My current usecase is actually plugging in the IncomingRequest type to external ecosystem crates (e.g constructing an axum router and dispatching it on a single request).

From what it seems, wasmtime-wasi-http does a lot of validation in the conversions. I'm not sure the security posture of this crate, but would/should these validations be elided from the implementation, assuming that the host has created a proper hyper HTTP request? I'll likely tinker with this on the side and upstream / draft a PR if something gets workable.

AmitPr avatar May 12 '25 23:05 AmitPr

My current usecase is actually plugging in the IncomingRequest type to external ecosystem crates (e.g constructing an axum router and dispatching it on a single request).

Because you are in the wasi-rs crate's issue tracker, I want to clarify that this means a mapping that is used for guest code, i.e. code which is compiled with --target wasm32-wasip2, which produces a Wasm Component. Those components are run in a wasm engine (wasmtime or jco or embeddings built out of those like fermyon's spin or cosmonic's wasm-cloud, or etc...) and the wasm engine provides host implementations of all of the functions imported by those components.

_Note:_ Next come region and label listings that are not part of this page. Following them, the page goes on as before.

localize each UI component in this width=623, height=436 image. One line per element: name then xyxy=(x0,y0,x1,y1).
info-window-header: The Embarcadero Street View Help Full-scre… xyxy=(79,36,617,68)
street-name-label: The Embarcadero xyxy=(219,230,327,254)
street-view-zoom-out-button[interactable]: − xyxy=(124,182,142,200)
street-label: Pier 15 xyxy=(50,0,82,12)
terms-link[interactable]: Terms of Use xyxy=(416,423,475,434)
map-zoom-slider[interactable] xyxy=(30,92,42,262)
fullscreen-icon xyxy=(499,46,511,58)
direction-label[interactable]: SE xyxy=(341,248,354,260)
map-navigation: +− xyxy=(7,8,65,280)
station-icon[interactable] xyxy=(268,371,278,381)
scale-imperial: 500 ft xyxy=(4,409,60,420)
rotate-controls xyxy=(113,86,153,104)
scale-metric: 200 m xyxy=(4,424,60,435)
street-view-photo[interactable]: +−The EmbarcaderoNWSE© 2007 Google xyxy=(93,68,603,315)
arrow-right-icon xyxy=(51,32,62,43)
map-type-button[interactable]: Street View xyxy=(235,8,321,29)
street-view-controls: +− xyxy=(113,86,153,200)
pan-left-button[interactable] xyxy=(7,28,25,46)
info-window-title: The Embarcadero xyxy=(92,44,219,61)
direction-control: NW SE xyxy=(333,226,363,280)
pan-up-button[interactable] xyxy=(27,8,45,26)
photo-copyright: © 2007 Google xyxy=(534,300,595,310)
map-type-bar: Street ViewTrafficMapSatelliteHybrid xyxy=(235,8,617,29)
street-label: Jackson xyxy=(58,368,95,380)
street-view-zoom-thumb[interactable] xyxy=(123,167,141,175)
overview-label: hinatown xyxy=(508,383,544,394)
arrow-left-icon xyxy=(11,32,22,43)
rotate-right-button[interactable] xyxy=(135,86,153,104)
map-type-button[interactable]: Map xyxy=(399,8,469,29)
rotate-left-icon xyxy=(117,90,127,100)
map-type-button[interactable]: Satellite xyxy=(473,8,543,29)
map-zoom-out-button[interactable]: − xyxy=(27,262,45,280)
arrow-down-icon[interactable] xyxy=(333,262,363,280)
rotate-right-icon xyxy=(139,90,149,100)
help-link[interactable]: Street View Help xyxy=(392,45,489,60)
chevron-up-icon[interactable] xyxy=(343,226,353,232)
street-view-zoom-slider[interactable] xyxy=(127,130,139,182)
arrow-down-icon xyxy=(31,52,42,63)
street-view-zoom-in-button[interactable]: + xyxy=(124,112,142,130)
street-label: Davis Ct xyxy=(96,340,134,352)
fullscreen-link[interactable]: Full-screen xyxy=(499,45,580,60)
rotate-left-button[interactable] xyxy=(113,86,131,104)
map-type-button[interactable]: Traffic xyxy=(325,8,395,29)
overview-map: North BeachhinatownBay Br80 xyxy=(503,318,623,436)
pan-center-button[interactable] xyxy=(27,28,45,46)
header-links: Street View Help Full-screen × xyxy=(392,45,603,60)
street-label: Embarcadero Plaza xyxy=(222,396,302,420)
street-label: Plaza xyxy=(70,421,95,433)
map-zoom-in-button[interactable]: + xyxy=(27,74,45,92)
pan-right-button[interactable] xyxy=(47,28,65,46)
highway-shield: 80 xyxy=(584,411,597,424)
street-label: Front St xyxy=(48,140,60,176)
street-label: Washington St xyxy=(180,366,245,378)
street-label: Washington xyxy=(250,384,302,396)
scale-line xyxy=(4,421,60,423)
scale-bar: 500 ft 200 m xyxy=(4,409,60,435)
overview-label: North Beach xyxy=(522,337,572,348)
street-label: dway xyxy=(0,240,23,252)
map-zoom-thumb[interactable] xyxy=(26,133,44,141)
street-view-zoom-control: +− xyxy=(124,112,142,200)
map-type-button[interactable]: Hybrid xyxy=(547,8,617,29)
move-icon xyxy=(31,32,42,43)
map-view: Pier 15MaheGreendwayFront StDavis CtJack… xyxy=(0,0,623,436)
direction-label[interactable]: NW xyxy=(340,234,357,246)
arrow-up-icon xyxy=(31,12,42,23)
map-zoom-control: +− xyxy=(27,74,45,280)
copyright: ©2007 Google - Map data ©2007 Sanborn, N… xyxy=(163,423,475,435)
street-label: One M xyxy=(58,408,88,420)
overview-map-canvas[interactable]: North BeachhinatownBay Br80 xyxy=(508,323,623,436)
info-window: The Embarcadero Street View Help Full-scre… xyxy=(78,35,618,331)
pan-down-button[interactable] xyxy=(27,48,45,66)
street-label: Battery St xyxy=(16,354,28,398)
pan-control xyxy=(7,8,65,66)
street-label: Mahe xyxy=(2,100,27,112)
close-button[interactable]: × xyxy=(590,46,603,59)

It would be very valuable to the community to make it possible to run external ecosystem crates, like axum, inside a component. The best possible outcome, from my perspective, is that a crate such as axum has a dependency on the wasi crate guarded by #[cfg(target_family="wasm", target_env = "p2")] and uses those bindings directly in its implementation, rather than raw sockets and HTTP protocol serializer/deserializer and a tls implementation such as rustls. However, since thats a pretty big architectural departure from what axum and its peers have today, we created wstd as an intermediate solution that folks can use today, and to demonstrate to axum and its peers's maintainers how a wasi-http component works.

wstd isn't very fleshed out in terms of usability, its very much a prototype in the direction of something nicer than the raw bindings. So, one thing you could do that is much less ambitious than porting all of axum to wasmtime-wasip2 is making a derivative of axum (e.g. axum_wstd) which uses wstd under the hood, which users could port many existing axum programs to by using it as axum_wstd = { version = "...", package = "axum" } in a Cargo.toml.

wasmtime-wasi-http is a host implementation of wasi-http, which means it operates at the same trust level as the wasmtime engine itself. All that wasmtime guarantees to wasmtime-wasi-http is that the arguments passed to import functions conform to the type system described in the wasi-http wit, but further validation is required in some cases to map that to hyper, or else return an appropriate error code to the wasi-http guest. Its use of hyper under the hood is incidental, and in general any component you create using the wasi-http imports or proxy world should run on any engine supporting those worlds, which could be built on totally different http implementations under the hood.